Ever since former best friends Emory and Hannah said things they couldn’t take back, they haven’t spoken or crossed the 36 steps separating their houses.
Emory is preparing for the lead role in her school’s production of Our Town and spending time with her boyfriend Luke before they go to separate colleges. With UCLA drama department auditions and Luke’s lacrosse games to fill her time, Emory doesn’t seem to notice Hannah’s absence.
Hannah begins to question her faith – the one thing she could always count on – when she learns about her family’s financial crisis. She listens to her father’s sermons differently and can’t seem to get Emory’s words out of her mind. When Hannah helps Luke in unexpected ways, all three teens begin to rethink their paths.
THOUGHTS: Beautifully written with dual narrators, Little Do We Know is about losing yourself, your best friend, and your faith, then trying to find your way. Readers will appreciate the honest portrayal of these characters and their parents, who demonstrate that not every decision is the right one. Mature relationships are included, making this book most suitable for high school readers.

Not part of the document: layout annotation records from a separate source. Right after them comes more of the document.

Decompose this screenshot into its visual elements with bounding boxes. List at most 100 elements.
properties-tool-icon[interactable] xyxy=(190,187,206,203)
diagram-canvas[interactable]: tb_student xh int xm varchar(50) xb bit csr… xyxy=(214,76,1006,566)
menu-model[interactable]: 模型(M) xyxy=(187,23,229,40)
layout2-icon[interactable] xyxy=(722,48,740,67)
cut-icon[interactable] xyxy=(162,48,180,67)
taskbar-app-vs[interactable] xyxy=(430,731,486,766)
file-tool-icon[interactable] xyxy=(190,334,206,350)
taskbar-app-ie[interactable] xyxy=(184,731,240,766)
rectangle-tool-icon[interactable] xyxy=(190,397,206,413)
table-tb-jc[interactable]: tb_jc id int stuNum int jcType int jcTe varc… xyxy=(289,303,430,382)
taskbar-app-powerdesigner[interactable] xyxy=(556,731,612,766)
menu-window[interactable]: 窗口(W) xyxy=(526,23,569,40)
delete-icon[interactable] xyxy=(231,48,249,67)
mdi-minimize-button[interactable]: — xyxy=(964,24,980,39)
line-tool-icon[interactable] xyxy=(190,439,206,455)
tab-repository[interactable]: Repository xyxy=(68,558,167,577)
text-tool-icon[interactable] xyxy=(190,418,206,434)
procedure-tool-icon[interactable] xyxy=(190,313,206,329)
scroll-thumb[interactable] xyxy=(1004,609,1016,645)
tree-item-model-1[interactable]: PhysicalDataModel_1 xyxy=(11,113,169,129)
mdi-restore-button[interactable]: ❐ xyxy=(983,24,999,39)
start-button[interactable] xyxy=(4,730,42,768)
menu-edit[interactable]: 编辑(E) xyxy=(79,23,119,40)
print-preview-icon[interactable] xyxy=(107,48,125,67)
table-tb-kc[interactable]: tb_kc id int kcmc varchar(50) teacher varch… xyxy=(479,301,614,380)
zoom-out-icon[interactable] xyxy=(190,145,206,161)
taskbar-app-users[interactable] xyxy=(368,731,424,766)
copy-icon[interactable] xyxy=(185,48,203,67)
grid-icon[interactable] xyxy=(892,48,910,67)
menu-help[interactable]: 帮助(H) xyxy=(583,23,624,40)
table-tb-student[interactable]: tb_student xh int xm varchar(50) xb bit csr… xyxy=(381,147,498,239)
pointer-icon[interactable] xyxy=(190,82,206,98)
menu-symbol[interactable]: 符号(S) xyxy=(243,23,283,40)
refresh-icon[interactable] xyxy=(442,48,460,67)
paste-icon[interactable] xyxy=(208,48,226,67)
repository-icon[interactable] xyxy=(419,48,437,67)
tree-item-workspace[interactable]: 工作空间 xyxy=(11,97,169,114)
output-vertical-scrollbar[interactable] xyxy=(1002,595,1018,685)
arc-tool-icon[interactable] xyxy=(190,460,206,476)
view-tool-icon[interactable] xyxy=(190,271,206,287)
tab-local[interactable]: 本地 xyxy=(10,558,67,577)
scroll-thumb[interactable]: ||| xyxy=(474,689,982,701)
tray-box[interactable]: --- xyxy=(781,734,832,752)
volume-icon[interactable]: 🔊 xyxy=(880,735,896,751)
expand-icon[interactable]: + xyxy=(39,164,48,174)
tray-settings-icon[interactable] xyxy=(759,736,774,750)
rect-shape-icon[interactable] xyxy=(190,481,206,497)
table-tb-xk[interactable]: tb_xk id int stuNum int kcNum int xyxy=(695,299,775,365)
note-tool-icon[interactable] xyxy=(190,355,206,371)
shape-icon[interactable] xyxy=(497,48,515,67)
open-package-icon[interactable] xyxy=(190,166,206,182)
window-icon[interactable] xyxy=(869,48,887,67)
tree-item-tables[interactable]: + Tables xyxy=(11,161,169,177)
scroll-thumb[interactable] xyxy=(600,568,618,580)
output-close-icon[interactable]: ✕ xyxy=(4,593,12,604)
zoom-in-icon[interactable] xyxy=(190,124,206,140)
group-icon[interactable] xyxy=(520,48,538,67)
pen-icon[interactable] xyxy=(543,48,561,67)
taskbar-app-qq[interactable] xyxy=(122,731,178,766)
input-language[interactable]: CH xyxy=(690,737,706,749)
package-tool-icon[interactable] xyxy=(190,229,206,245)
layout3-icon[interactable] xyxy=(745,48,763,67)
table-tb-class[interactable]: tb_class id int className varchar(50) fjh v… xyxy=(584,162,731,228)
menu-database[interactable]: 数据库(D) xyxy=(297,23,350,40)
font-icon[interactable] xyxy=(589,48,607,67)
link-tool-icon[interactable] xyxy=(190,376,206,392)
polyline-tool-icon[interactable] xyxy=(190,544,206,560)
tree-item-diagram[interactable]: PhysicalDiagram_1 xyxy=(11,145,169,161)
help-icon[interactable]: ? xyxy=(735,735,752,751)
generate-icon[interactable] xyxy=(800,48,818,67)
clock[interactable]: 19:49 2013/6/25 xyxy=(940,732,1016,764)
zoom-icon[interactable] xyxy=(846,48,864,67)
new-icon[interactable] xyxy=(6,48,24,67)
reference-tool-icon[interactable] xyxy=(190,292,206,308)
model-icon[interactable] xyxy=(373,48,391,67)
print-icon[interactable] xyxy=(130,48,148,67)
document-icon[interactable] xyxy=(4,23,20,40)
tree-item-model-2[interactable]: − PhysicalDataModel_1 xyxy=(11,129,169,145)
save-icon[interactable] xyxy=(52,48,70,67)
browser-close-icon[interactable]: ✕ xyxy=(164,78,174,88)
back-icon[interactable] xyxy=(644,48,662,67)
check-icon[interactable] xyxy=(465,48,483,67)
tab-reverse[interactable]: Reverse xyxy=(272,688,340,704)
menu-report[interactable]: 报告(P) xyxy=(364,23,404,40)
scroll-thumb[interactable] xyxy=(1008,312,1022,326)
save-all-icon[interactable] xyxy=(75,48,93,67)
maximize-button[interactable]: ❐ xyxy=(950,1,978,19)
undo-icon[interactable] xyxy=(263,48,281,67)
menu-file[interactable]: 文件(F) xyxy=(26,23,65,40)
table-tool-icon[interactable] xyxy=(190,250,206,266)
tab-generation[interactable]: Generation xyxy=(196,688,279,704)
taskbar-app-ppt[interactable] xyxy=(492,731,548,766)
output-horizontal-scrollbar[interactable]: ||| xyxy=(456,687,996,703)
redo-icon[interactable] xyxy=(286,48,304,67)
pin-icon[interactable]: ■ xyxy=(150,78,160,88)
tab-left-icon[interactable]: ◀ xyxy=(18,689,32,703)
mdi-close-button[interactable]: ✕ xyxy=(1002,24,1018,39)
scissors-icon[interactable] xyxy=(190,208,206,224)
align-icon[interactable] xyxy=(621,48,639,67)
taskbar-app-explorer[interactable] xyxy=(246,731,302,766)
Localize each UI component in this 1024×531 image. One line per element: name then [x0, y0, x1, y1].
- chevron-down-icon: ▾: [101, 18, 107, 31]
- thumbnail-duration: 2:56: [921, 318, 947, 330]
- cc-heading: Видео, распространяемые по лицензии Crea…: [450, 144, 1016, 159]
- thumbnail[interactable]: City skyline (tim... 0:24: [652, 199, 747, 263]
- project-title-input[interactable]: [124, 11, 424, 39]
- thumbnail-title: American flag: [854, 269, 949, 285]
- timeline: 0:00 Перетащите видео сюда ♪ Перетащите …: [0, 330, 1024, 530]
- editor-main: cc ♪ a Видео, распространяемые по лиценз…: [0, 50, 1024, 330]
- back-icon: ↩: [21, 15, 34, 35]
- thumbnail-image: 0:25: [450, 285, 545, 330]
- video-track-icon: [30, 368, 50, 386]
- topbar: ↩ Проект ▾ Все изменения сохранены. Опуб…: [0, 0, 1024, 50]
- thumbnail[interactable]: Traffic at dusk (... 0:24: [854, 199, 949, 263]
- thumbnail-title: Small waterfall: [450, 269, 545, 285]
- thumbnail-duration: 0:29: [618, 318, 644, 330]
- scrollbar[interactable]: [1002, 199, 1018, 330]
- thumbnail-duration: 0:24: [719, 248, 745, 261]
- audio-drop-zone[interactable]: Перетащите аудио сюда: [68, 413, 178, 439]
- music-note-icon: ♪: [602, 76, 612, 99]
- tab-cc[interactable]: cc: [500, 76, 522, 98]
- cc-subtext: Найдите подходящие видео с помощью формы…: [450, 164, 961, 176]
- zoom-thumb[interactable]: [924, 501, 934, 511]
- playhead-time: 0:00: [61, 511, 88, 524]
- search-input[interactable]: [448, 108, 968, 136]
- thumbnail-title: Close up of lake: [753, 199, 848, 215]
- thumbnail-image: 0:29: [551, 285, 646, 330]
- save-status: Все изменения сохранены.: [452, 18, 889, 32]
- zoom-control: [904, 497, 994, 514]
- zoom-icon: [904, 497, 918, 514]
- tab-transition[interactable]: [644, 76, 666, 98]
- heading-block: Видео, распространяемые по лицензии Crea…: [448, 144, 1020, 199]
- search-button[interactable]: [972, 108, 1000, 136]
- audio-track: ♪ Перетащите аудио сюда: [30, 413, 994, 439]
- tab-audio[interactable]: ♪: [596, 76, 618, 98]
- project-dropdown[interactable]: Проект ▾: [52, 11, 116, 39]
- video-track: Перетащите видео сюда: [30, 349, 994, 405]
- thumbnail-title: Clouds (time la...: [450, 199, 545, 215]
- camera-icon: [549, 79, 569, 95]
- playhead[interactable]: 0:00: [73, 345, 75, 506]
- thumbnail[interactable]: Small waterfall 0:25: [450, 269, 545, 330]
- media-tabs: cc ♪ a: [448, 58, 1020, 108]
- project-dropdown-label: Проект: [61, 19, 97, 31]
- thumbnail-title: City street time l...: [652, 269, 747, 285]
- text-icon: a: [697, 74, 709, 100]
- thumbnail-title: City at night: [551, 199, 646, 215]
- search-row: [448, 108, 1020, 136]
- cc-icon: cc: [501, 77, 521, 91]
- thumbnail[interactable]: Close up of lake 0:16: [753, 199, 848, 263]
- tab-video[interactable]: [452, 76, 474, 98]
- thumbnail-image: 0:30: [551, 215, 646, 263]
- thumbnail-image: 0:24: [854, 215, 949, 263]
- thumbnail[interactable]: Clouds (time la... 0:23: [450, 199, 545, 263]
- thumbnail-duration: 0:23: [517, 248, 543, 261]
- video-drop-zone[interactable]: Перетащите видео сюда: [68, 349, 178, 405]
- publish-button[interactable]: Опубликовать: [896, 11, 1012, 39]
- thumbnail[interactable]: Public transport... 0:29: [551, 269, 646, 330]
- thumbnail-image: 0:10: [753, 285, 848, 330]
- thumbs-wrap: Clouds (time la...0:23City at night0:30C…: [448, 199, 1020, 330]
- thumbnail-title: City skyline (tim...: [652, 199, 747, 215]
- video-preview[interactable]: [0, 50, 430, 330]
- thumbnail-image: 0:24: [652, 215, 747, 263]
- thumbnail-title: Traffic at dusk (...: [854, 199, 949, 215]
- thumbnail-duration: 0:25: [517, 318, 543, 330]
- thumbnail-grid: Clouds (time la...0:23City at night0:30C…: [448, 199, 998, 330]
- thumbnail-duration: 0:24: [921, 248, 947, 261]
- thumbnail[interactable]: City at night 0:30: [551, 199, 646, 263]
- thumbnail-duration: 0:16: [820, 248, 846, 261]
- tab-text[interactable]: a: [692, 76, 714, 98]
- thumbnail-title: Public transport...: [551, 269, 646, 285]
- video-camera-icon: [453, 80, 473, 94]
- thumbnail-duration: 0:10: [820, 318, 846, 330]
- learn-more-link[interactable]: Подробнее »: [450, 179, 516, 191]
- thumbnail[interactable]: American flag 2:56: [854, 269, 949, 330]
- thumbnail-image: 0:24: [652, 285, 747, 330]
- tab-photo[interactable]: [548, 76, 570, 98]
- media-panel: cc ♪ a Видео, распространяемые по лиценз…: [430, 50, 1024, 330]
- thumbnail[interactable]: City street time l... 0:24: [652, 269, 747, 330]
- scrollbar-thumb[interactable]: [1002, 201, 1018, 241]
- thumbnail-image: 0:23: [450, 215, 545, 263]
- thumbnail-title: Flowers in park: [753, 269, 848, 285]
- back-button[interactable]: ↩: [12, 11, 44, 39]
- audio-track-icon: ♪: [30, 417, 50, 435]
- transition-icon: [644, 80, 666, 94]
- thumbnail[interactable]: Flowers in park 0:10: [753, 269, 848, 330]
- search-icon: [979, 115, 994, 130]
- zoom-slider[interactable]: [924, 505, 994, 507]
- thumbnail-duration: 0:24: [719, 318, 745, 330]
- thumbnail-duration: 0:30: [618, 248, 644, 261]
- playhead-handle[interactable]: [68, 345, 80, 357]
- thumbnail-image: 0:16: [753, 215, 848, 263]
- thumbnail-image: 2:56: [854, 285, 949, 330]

Realistic Fiction Maryalice Bond, South Middleton SD
Hannah and her life-long best friend and next door neighbor, Emory, have shared every moment of their lives. But when the girls have a serious argument, they both say things they can never take back and as they head into their senior year their friendship seems to be over. Hannah throws herself into her work at the Christian school her father runs and Emory is focused on her nearly perfect boyfriend, Luke, and her upcoming audition for UCLA’s acting program. After a freak accident, Luke nearly dies and Hannah is the one who is there to save his life. As Luke recovers he tries to make sense of his near death experience and he finds that Hannah is the only person he can relate to. With Luke and Hannah becoming closer, and Emory concerned over her growing distance from him, the two girls are forced to face each other to come to terms with their own relationship. All of the characters are believable and nuanced, the connection that Emory and Luke have is so positive and caring and gives a great example to teens on what a healthy relationship can be. The situations are realistically portrayed as Hannah, Emory, Luke and their families navigate some serious issues such as questioning faith, sexual harassment and forbidden attraction.
THOUGHTS: A solid tale that examines friendship, family and romantic love. Overall a good choice for fans of realistic fiction and romance.